3. Results and Discussion
The initial application of the developed methodology was carried out on 20 different oil reservoirs of the Perm Territory fields, the oils of which differ greatly in their properties. Initially, modeling of the formation of APRDs was carried out using the developed software module “Engineering Simulator of Technological Processes”, and the 20 selected samples were compared with the actual values of routine maintenance on these wells (
Table 1), on the basis of which the optimization of the inter-treatment period for well treatment was achieved.
As can be seen from the comparison of the actual values and the results of numerical modeling, the actual inter-treatment period is underestimated in almost all wells, which leads to excessively frequent treatments and additional economic costs. In this regard, on the basis of the obtained values, the actual inter-treatment period was gradually corrected, approaching the calculated values. Thus, it was possible to achieve an increase in the average value of the actual inter-treatment period from 0.8 days to 2.9 days.
Due to the positive effect of the use of our method, its application was further extended to other wells of the considered fields. At the same time, it was assumed that the properties of oil within one field were similar, and that the main influence on the rate of APRD formation was exerted by the temperature gradient and water cut, i.e., the samples taken from the discharge of deep electric centrifugal pumps would act as a model analogue for the rest of the wells of the same oil reservoir.
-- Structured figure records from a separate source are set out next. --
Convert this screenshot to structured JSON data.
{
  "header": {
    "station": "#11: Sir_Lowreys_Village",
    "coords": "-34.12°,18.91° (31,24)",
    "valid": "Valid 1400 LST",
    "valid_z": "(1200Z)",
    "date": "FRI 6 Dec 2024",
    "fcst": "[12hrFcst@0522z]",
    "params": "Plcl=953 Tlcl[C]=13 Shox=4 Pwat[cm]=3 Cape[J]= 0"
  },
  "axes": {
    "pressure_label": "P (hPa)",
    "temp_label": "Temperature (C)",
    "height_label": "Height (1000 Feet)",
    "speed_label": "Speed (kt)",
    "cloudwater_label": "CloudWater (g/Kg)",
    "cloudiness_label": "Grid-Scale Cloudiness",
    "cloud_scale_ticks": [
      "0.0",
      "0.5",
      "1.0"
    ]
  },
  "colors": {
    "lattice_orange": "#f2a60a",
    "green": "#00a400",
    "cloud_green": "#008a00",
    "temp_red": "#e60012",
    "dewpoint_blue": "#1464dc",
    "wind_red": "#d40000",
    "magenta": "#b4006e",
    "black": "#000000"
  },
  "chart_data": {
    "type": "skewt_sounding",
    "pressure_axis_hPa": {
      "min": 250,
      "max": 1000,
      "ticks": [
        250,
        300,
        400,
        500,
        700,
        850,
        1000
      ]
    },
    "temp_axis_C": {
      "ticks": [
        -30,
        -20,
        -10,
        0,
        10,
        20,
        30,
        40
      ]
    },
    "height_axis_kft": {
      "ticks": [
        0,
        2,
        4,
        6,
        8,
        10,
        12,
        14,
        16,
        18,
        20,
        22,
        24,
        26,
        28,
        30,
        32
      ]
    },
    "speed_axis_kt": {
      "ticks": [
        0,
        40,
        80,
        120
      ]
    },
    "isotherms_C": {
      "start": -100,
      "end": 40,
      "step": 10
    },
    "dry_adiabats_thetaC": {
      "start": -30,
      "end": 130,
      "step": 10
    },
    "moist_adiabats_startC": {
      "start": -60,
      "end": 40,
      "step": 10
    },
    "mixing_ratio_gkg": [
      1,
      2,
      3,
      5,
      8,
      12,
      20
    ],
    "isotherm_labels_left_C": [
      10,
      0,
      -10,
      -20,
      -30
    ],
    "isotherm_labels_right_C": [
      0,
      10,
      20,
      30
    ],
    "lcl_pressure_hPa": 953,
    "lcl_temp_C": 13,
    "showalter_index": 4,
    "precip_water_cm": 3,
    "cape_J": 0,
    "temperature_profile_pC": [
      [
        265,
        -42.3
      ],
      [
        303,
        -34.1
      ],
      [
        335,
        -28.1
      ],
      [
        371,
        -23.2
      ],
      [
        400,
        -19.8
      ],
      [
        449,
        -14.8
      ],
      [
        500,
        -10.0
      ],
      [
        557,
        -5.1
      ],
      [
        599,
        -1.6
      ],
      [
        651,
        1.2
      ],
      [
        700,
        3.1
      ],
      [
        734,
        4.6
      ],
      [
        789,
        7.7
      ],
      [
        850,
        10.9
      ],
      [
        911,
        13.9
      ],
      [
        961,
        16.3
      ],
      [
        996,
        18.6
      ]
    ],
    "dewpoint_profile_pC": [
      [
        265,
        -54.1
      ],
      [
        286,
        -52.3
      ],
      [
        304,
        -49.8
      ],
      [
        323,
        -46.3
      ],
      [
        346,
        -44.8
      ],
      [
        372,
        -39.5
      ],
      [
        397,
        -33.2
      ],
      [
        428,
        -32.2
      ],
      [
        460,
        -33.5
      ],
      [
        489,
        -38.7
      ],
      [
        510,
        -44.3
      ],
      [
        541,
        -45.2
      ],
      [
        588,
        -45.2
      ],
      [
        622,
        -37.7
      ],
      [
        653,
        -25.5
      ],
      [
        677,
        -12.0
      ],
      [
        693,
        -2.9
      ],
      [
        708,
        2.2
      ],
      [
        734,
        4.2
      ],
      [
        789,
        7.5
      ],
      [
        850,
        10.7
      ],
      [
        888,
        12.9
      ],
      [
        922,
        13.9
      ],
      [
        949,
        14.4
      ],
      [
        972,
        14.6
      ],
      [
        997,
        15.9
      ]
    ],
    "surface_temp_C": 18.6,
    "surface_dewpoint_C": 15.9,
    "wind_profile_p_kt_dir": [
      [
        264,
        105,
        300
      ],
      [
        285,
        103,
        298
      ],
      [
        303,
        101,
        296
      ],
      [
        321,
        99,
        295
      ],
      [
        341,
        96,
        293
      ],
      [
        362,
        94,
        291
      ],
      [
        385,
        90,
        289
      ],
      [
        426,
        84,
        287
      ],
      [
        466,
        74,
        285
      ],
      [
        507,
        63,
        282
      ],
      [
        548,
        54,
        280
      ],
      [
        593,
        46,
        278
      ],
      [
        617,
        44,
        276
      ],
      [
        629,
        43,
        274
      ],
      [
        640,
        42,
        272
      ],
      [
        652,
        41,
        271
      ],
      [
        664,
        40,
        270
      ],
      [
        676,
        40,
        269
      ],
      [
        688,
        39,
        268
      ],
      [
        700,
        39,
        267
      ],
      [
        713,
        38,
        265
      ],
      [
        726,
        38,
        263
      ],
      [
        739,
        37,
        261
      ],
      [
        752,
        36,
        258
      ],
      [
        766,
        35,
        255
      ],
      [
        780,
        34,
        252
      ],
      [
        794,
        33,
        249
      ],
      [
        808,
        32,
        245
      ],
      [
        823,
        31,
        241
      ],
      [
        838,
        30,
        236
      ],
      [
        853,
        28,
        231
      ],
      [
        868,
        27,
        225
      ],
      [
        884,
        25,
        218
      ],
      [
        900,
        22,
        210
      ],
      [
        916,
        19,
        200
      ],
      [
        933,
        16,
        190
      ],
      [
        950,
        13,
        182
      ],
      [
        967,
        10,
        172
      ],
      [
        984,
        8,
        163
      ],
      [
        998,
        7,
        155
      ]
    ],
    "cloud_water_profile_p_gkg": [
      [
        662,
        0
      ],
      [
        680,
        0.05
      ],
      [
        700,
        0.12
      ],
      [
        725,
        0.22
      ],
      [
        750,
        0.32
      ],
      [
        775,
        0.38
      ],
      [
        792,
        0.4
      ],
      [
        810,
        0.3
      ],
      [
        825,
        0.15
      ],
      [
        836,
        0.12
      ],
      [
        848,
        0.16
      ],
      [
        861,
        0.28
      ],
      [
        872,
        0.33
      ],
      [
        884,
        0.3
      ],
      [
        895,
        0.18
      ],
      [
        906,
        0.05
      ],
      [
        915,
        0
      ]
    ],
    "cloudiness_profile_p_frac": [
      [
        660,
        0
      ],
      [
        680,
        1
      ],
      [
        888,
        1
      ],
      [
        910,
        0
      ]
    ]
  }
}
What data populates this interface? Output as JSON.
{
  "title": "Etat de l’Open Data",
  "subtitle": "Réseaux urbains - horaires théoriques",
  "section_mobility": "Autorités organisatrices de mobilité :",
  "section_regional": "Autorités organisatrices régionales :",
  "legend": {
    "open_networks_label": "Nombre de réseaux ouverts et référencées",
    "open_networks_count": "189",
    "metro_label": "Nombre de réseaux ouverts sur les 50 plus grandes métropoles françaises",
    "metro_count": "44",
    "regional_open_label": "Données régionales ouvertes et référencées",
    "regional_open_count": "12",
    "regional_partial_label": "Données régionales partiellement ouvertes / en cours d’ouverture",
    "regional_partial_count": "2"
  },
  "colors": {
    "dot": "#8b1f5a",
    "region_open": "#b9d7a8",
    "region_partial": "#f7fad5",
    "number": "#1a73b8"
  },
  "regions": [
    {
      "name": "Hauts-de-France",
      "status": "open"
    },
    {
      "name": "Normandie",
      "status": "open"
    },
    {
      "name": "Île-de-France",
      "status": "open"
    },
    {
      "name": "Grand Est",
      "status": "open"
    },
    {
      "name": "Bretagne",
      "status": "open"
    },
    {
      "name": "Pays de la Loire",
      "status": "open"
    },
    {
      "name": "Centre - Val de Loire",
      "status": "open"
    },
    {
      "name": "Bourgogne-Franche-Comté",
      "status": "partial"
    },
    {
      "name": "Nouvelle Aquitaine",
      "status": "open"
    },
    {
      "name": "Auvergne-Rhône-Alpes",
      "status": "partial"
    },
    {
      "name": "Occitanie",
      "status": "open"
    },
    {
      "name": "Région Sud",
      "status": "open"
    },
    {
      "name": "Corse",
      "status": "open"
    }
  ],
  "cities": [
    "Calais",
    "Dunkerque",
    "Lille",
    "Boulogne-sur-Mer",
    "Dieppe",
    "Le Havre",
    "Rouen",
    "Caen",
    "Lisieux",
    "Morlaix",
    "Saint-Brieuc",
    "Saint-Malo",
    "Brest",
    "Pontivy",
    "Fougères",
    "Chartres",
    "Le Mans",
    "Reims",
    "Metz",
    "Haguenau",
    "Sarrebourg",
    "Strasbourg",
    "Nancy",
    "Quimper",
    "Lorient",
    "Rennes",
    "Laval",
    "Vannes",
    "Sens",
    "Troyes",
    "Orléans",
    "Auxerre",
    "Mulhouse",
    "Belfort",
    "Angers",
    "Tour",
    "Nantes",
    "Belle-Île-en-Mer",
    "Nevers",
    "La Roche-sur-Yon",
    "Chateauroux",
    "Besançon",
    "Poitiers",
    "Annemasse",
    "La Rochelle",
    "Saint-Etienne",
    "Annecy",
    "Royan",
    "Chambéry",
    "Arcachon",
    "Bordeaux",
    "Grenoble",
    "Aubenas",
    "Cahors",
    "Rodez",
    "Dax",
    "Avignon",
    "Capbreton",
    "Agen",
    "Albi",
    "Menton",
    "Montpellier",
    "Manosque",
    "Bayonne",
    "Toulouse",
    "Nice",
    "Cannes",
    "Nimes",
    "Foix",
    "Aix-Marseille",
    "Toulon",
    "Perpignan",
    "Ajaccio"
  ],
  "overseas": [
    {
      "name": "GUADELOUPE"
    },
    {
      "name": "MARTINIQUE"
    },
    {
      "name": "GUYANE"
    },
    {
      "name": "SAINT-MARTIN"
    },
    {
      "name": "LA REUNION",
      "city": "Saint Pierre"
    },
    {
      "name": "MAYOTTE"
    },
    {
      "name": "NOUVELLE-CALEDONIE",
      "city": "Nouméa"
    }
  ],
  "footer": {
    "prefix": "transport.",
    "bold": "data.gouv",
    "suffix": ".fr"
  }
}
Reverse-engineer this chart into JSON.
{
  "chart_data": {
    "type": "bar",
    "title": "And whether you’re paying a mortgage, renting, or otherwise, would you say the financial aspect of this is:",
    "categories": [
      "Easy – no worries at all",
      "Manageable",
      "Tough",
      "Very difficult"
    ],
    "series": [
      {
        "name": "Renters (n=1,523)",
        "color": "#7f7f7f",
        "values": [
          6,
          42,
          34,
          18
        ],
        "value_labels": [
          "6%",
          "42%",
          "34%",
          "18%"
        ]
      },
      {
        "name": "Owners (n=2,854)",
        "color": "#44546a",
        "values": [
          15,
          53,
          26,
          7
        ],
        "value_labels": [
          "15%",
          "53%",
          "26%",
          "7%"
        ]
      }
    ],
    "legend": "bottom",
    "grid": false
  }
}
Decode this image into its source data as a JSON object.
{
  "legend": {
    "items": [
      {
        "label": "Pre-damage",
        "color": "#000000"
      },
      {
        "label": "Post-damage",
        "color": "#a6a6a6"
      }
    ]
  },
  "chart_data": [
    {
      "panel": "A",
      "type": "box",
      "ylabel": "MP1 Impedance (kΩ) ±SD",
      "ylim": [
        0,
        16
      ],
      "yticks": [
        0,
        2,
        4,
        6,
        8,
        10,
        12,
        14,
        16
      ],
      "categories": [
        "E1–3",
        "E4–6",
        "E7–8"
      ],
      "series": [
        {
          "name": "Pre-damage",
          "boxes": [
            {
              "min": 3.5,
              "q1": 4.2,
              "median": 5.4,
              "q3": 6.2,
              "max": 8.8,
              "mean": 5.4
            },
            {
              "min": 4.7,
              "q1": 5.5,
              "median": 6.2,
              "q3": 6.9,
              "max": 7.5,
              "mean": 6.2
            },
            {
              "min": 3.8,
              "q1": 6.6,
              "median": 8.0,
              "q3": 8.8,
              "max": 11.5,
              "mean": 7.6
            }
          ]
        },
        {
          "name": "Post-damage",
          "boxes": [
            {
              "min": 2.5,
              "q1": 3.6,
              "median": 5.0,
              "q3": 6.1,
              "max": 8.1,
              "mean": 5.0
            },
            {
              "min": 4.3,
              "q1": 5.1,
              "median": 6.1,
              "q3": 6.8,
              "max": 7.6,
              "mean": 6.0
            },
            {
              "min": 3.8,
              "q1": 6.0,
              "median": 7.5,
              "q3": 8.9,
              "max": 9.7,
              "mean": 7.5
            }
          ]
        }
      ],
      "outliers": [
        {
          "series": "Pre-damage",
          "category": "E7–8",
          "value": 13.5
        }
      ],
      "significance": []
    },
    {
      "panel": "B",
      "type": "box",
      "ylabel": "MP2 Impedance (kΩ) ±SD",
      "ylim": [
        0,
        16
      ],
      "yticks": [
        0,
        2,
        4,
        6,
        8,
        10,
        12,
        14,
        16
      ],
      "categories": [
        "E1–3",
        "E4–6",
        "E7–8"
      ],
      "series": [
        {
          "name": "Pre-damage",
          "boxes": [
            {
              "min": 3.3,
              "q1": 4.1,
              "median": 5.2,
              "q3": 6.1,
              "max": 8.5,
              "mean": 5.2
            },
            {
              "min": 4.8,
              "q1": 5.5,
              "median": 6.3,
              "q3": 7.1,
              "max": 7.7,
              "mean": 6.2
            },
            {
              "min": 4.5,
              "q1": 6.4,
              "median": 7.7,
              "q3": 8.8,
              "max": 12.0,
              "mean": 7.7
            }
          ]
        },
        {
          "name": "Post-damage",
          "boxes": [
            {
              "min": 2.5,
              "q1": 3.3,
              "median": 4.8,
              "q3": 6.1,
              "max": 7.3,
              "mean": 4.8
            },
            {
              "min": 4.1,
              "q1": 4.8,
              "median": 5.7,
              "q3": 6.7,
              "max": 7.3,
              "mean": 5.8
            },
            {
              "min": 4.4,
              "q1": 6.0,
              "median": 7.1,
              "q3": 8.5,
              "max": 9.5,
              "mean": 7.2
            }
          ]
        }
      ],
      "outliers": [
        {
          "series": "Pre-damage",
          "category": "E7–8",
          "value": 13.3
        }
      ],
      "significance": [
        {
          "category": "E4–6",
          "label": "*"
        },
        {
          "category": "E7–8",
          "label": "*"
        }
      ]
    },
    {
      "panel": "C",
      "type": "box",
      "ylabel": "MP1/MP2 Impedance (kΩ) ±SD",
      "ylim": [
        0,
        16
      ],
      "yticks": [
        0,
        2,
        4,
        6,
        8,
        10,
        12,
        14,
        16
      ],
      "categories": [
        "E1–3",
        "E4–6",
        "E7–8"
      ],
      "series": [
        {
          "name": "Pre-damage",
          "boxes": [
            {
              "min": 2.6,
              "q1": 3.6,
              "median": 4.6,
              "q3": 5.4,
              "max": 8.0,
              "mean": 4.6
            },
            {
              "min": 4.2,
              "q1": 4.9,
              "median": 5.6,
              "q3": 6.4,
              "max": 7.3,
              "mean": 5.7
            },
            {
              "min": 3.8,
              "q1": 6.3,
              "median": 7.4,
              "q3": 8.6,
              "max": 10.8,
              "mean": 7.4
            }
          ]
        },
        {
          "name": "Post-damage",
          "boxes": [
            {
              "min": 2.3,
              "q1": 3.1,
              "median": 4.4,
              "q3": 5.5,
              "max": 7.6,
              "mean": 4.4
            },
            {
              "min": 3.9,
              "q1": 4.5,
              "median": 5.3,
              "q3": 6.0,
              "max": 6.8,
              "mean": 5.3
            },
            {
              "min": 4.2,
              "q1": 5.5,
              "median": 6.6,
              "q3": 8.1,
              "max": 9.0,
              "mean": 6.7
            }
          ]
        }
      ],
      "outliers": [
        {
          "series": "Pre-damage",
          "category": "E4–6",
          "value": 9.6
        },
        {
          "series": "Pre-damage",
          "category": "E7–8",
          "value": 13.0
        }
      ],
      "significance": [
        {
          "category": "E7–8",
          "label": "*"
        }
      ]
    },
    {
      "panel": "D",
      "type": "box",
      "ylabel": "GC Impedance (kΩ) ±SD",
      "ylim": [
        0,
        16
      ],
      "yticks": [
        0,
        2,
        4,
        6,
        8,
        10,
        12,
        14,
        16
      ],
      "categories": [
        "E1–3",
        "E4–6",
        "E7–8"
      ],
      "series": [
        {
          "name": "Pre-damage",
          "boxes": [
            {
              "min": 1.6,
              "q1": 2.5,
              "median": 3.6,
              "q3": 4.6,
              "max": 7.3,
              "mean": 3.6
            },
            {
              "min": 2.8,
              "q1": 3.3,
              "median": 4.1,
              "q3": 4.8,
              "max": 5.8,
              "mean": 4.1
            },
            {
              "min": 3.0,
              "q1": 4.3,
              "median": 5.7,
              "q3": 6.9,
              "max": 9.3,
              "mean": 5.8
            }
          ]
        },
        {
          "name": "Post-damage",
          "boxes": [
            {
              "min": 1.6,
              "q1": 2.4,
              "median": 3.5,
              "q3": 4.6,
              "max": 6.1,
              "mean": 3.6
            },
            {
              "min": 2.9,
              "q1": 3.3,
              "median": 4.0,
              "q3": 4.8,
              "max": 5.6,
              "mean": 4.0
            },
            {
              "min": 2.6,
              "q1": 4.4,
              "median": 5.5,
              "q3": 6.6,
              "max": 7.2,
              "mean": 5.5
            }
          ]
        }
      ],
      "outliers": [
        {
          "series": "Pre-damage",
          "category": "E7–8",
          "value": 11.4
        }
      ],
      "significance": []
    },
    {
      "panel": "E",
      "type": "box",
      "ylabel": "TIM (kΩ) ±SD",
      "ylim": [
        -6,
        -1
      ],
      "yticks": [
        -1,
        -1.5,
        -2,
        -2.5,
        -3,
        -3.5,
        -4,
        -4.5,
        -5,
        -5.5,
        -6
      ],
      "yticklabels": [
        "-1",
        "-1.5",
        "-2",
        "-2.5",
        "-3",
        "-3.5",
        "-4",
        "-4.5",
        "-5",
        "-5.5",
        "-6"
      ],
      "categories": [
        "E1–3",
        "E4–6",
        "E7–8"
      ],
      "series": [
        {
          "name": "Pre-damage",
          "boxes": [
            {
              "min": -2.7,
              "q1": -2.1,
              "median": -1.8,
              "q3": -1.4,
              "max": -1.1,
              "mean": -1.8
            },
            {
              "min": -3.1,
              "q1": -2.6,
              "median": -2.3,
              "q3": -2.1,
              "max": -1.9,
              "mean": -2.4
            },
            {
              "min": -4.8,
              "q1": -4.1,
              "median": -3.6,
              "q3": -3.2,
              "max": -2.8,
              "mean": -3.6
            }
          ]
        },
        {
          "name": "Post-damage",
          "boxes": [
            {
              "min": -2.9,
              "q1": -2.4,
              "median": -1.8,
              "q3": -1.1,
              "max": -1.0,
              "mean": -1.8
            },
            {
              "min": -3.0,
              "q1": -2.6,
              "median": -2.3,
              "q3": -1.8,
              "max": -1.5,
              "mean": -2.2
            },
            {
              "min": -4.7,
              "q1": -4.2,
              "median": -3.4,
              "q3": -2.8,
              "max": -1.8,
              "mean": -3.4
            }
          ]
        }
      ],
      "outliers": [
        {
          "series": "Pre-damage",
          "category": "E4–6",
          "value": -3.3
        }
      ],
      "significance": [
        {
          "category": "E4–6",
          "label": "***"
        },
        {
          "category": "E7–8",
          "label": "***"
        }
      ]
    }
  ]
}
Thus, a calculation was carried out, based on the results of which an adjustment was made for 154 wells in the fields of the Perm Krai; of these, in 71% of cases, corresponding to 109 wells, it was possible to optimize the actual value of the inter-treatment period, while in 26% (40 wells) there were problems with landings and scraper failures as a result of adjusting the inter-treatment period, and for the remaining 3% (5 wells) the calculated parameters turned out to be less than the actual value, indicating that the current value did not need to be adjusted. Most likely, this deviation of 26% can be explained by the discrepancy between the properties of actually produced hydrocarbons and the model oil breakdown; that is, we can say that on average there are ~7–8 wells per sample. Nevertheless, despite the small number of samples, it was possible to optimize the work of cleaning the tubing for a large number of wells.
4. Conclusions
From the results of our research, the following conclusions can be drawn:
1. A new correlation model has been developed and implemented for predicting the formation of APRDs using the software product “Engineering Simulator of Technological Processes” in order to further optimize the measures to remove APRDs;
2. The developed method, which consists of obtaining empirical coefficients based on the experimental data obtained at the Wax Flow Loop installation for the field sample, allows the calculation the inter-treatment period for all wells of the field, with good accuracy;
3. The model was applied to calculate wax deposition for 154 wells. The results of numerical modeling of the paraffin precipitation process made it possible to correct the inter-treatment period of scraping for 109 wells (71%) out of 154, from a total of 20 samples taken, which indicates high accuracy of the developed approach for calculating the formation of APRDs, even with a small amount of experimental data;
4. The use of a larger number of samples will increase the accuracy of this calculation method, which will, in turn, reduce the number of well treatment activities, and will have a beneficial effect on reducing operating costs.